L’Italia è in crisi per colpa del liberismo, la Francia è in difficoltà a causa del liberismo, la Grecia è stata distrutta dal liberismo. E’ questa la convinzione della quasi totalità delle forze politiche e del ceto intellettuale italiano ed europeo.
Ma il liberismo è una strana malattia, miete vittime tra quelli che non ce l’hanno: Francia, Grecia e Italia non sono propriamente paesi “liberisti”, ma nazioni che, a vario modo e ognuna con le proprie peculiarità, sono caratterizzate dall’ingombrante presenza dello stato che si manifesta sotto forma di elevata pressione fiscale, debito pubblico, imprese statali, burocrazia, sussidi, spesa pubblica e protezionismo.
Ma è sempre il “liberismo”, spesso in coppia con sorella “austerità”, a essere additato come causa dei mali e dei disastri nel mondo: povertà nei paesi sottosviluppati, disoccupazione nei paesi sviluppati, inquinamento, global warming, mortalità infantile e ora anche ebola.

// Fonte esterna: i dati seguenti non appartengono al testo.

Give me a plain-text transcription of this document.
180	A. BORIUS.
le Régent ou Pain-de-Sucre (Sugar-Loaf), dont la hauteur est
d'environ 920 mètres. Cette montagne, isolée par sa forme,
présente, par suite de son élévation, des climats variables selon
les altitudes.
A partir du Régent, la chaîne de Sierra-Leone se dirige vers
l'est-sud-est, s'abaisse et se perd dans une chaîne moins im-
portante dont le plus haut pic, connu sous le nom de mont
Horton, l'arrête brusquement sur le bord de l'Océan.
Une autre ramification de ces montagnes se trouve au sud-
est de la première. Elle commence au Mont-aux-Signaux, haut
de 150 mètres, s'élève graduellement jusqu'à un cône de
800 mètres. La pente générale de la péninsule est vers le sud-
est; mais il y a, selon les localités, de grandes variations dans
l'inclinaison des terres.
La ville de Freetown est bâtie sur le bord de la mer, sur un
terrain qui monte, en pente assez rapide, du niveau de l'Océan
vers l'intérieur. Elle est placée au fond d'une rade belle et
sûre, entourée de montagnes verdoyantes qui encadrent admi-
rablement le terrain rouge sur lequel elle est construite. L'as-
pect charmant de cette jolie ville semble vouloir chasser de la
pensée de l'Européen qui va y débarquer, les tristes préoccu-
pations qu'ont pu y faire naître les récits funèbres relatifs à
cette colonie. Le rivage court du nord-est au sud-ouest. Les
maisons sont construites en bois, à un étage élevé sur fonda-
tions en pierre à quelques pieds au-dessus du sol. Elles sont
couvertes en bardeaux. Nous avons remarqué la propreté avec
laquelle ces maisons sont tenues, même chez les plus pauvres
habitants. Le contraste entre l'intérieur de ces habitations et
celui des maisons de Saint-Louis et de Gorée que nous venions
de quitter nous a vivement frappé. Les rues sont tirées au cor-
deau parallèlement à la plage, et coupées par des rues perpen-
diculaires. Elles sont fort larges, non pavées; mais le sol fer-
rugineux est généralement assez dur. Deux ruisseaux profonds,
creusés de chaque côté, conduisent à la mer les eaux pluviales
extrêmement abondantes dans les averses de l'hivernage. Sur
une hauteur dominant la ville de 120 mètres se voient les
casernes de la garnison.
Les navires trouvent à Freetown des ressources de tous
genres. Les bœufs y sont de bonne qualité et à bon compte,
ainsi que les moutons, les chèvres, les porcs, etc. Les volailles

La cosa farebbe ridere se urlata da un grillino che guarda le scie chimiche in cielo e i microchip sottopelle, ma deve essere presa sul serio se a dirla è Laura Boldrini.
La presidente della Camera in un discorso al Programma alimentare mondiale ha detto che il virus ebola è “una malattia presente da tempo in alcuni paesi dell’Africa”, ma che si è giunti alla situazione allarmante di oggi a causa delle politiche di “tagli alla spesa pubblica e privatizzazioni” adottate nei paesi colpiti. Ma la realtà la pensa diversamente dalla Boldrini.
I dati dell’Organizzazione mondiale della sanità e della Banca mondiale dicono che nei paesi maggiormente colpiti dall’epidemia – Liberia, Guinea, Sierra Leone e Nigeria – la spesa sanitaria è costantemente cresciuta. Ora, dal ragionamento e dalla correlazione boldriniana, si dovrebbe evincere che è stato l’aumento della spesa pubblica a far scatenare l’epidemia di ebola. Non vogliamo sicuramente affermare una bestialità logica del genere, ma solo rassicurare gli italiani che se si taglia la spesa pubblica si verrà contagiati dal liberismo, ma non dall’ebola.